I have a couple of anecdotes to tell in particular. I remember a venue in Berlin, not a Club nor a Night-Club, just a simple place in Wedding where I was singing and playing guitar for the songs of Pissin’around accompanied by my saxophonist colleague Milo Lombardi. At a certain point, people started undressing like in the song Gianna by Rino Gaetano, a dancer friend climbed onto a table dancing and spinning her bra: chaos broke out, many people stripped down to their underwear and a spontaneous parade started up and down the two floors of the venue.

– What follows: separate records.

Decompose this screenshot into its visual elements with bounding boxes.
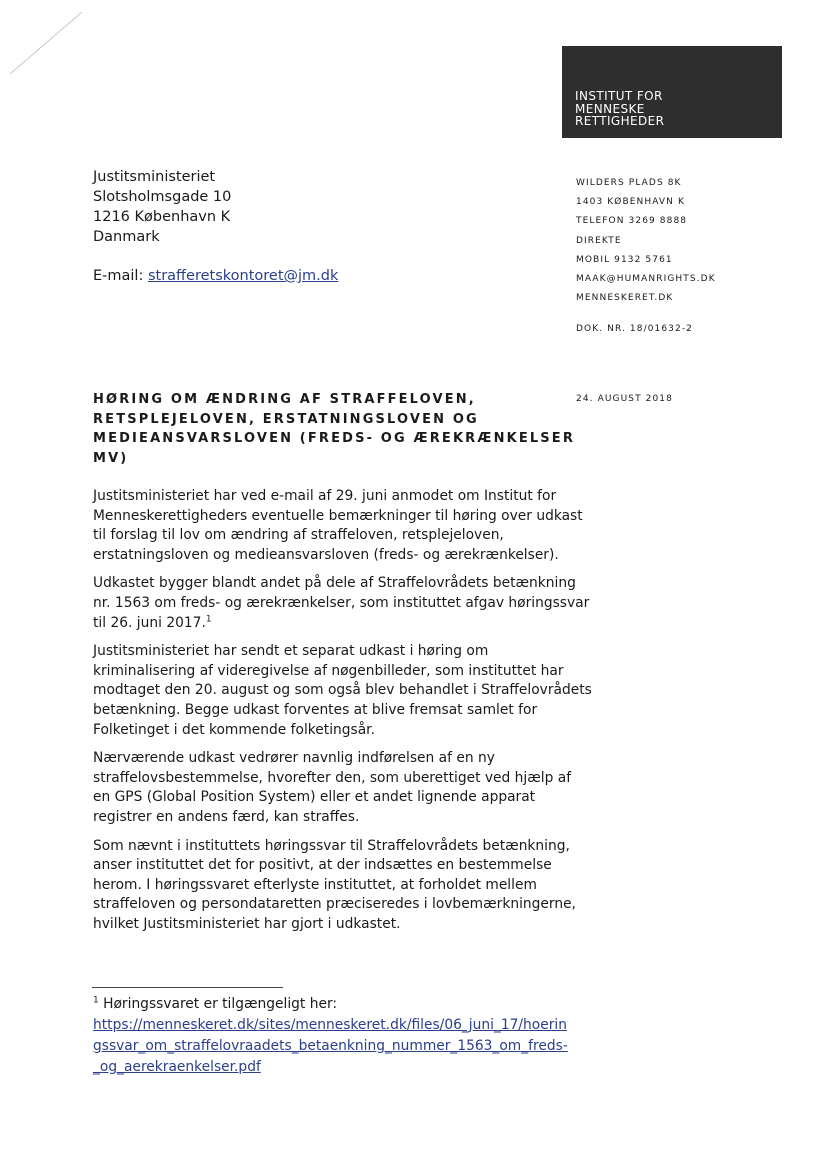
footnote-ref[interactable]: 1 [205,613,212,624]
recipient-line: Justitsministeriet [93,169,216,185]
footnote [93,994,568,1078]
paragraph-1 [93,487,583,565]
paragraph-3 [93,642,592,740]
letter-date: 24. AUGUST 2018 [576,394,673,404]
logo-line: MENNESKE [575,101,645,116]
letter-heading [93,390,576,468]
text-line: nr. 1563 om freds- og ærekrænkelser, som instituttet afgav høringssvar [93,594,590,611]
text-line: herom. I høringssvaret efterlyste instituttet, at forholdet mellem [93,876,537,893]
text-line: kriminalisering af videregivelse af nøgenbilleder, som instituttet har [93,662,564,679]
text-line: Justitsministeriet har sendt et separat udkast i høring om [93,643,489,660]
email-label: E-mail: [93,268,148,284]
email-link[interactable]: strafferetskontoret@jm.dk [147,268,339,284]
logo-line: RETTIGHEDER [575,114,665,128]
institute-logo [562,46,782,138]
text-line: registrer en andens færd, kan straffes. [93,808,360,825]
text-line: en GPS (Global Position System) eller et andet lignende apparat [93,789,536,806]
paragraph-2 [93,574,590,633]
document-number: DOK. NR. 18/01632-2 [576,324,694,334]
text-span: til 26. juni 2017. [93,614,206,631]
paragraph-4 [93,749,572,827]
footnote-divider [92,987,283,988]
text-line: straffeloven og persondataretten præciseredes i lovbemærkningerne, [93,896,576,913]
text-line: anser instituttet det for positivt, at der indsættes en bestemmelse [93,857,552,874]
heading-line: MV) [93,450,129,466]
scan-artifact-line [8,8,86,78]
footnote-text: Høringssvaret er tilgængeligt her: [98,996,338,1012]
recipient-line: 1216 København K [93,209,231,225]
recipient-address [93,167,231,247]
recipient-line: Danmark [93,229,160,245]
text-line: straffelovsbestemmelse, hvorefter den, som uberettiget ved hjælp af [93,769,572,786]
heading-line: HØRING OM ÆNDRING AF STRAFFELOVEN, [93,392,476,407]
contact-line: WILDERS PLADS 8K [576,178,682,188]
heading-line: RETSPLEJELOVEN, ERSTATNINGSLOVEN OG [93,411,479,427]
text-line: modtaget den 20. august og som også blev behandlet i Straffelovrådets [93,682,592,699]
logo-line: INSTITUT FOR [575,89,663,103]
contact-line: TELEFON 3269 8888 [576,216,688,227]
recipient-email [93,266,338,286]
contact-line: 1403 KØBENHAVN K [576,197,685,208]
footnote-intro [93,994,563,1015]
text-line: Nærværende udkast vedrører navnlig indførelsen af en ny [93,750,495,767]
text-line: Som nævnt i instituttets høringssvar til Straffelovrådets betænkning, [93,837,570,854]
text-line: Folketinget i det kommende folketingsår. [93,721,375,738]
footnote-link-line[interactable]: https://menneskeret.dk/sites/menneskeret.dk/files/06_juni_17/hoerin [93,1017,567,1033]
letter-body [93,487,592,943]
footnote-link-line[interactable]: gssvar_om_straffelovraadets_betaenkning_nummer_1563_om_freds- [93,1038,568,1054]
contact-line: DIREKTE [576,235,622,246]
contact-line: MENNESKERET.DK [576,293,674,304]
text-line: erstatningsloven og medieansvarsloven (freds- og ærekrænkelser). [93,546,559,563]
text-line: til forslag til lov om ændring af straffeloven, retsplejeloven, [93,527,504,544]
text-line: betænkning. Begge udkast forventes at blive fremsat samlet for [93,701,538,718]
text-line: Justitsministeriet har ved e-mail af 29. juni anmodet om Institut for [93,488,557,504]
text-line: Menneskerettigheders eventuelle bemærkninger til høring over udkast [93,507,583,524]
text-line [93,614,563,634]
recipient-line: Slotsholmsgade 10 [93,189,232,205]
footnote-link-line[interactable]: _og_aerekraenkelser.pdf [93,1059,261,1075]
footnote-number: 1 [93,995,99,1006]
contact-line: MAAK@HUMANRIGHTS.DK [576,274,716,285]
contact-line: MOBIL 9132 5761 [576,254,673,265]
paragraph-5 [93,837,576,935]
heading-line: MEDIEANSVARSLOVEN (FREDS- OG ÆREKRÆNKELSER [93,431,576,446]
text-line: hvilket Justitsministeriet har gjort i udkastet. [93,915,401,932]
sender-contact-info [576,174,716,308]
text-line: Udkastet bygger blandt andet på dele af Straffelovrådets betænkning [93,575,576,592]
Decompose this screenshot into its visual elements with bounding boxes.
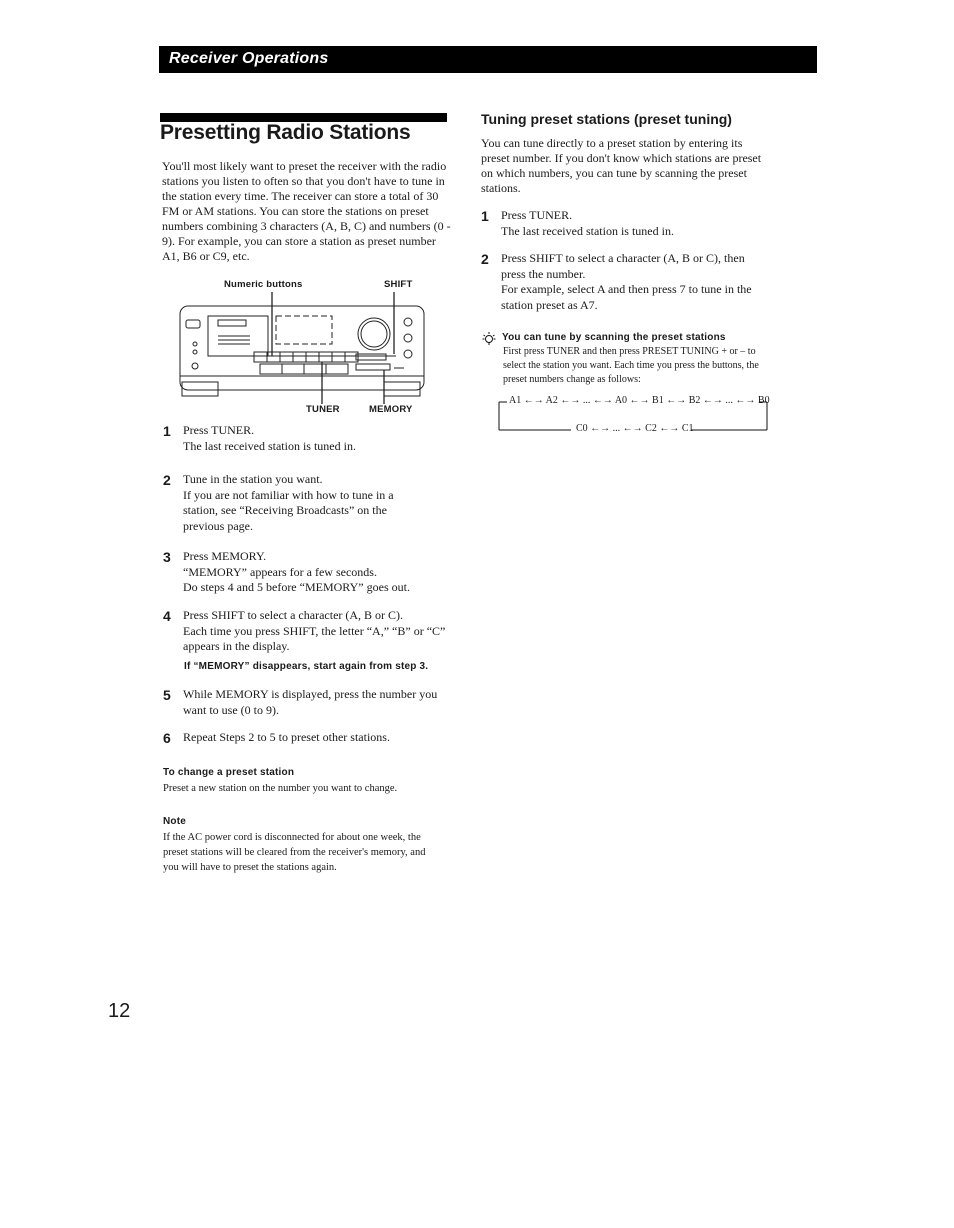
step-line: The last received station is tuned in.	[183, 438, 356, 453]
change-preset-text: Preset a new station on the number you want to change.	[163, 783, 398, 794]
preset-tuning-heading: Tuning preset stations (preset tuning)	[481, 111, 732, 127]
step-line: If you are not familiar with how to tune in a station, see “Receiving Broadcasts” on the previous page.	[183, 487, 394, 533]
tip-text: First press TUNER and then press PRESET TUNING + or – to select the station you want. Each time you press the buttons, the preset numbers change as follows:	[503, 346, 759, 385]
preset-tuning-intro: You can tune directly to a preset station by entering its preset number. If you don't know which stations are preset on which numbers, you can tune by scanning the preset stations.	[481, 136, 762, 195]
step-number: 6	[163, 730, 171, 746]
label-tuner: TUNER	[306, 404, 340, 415]
section-header-bar	[159, 46, 817, 73]
note-heading: Note	[163, 816, 187, 827]
step-line: Press MEMORY.	[183, 549, 267, 563]
step-line: Tune in the station you want.	[183, 472, 323, 486]
preset-sequence-diagram	[497, 393, 772, 435]
step-line: Do steps 4 and 5 before “MEMORY” goes out.	[183, 580, 410, 594]
receiver-diagram	[178, 276, 428, 416]
step-number: 4	[163, 608, 171, 624]
sequence-bottom-row: C0 ←→ ... ←→ C2 ←→ C1	[576, 423, 694, 434]
label-numeric-buttons: Numeric buttons	[224, 279, 303, 290]
intro-paragraph: You'll most likely want to preset the receiver with the radio stations you listen to often so that you don't have to tune in the station every time. The receiver can store a total of 30 FM or AM stations. You can store the stations on preset numbers combining 3 characters (A, B, C) and numbers (0 - 9). For example, you can store a station as preset number A1, B6 or C9, etc.	[162, 159, 451, 263]
step-line: While MEMORY is displayed, press the number you want to use (0 to 9).	[183, 687, 438, 717]
tip-heading: You can tune by scanning the preset stations	[502, 332, 726, 343]
step-number: 1	[163, 423, 171, 439]
step-line: Repeat Steps 2 to 5 to preset other stations.	[183, 730, 390, 744]
note-text: If the AC power cord is disconnected for about one week, the preset stations will be cleared from the receiver's memory, and you will have to preset the stations again.	[163, 832, 426, 873]
step-line: Press SHIFT to select a character (A, B or C).	[183, 608, 404, 622]
lightbulb-icon	[482, 331, 496, 347]
step-number: 2	[163, 472, 171, 488]
sequence-top-row: A1 ←→ A2 ←→ ... ←→ A0 ←→ B1 ←→ B2 ←→ ... ←→ B0	[509, 395, 770, 406]
page-title: Presetting Radio Stations	[160, 121, 411, 144]
step-4-note: If “MEMORY” disappears, start again from step 3.	[184, 661, 429, 672]
step-line: Press SHIFT to select a character (A, B or C), then press the number.	[501, 251, 745, 281]
section-title: Receiver Operations	[169, 50, 329, 67]
step-number: 2	[481, 251, 489, 267]
step-line: “MEMORY” appears for a few seconds.	[183, 564, 377, 579]
receiver-front-panel-illustration	[178, 292, 428, 404]
step-number: 3	[163, 549, 171, 565]
step-line: The last received station is tuned in.	[501, 223, 674, 238]
label-shift: SHIFT	[384, 279, 413, 290]
step-line: For example, select A and then press 7 to tune in the station preset as A7.	[501, 282, 752, 312]
change-preset-heading: To change a preset station	[163, 767, 295, 778]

The same thing happened at one of my solo concerts in Padua. A parade with wigs and Mexican sombreros spontaneously started while I was singing Besame Mucho around the venue mariachi-style, even stopping inside the bathroom. The audience had invited me several times to take off my shirt, which I did without hesitation. After all, it was hot. In Berlin, the venue manager enthusiastically joined the parade; in Padua, I never played in that venue again.
Future projects?
To compose and record new music, new songs also in English and Spanish, to record blues, rock, and jazz classics in live concerts, to revisit old high school compositions for solo guitar and make an album out of them. I would like to resume studying classical music and other piano pieces and start a Free jam session (without covers or stylistic constraints) in Padua and surroundings. Above all, I want to resume organizing the parades of the Karneval of Love festival, which today seems more urgent and relevant than ever. At the moment I am arranging the brass section for a small parade at a freak wedding that will be very special.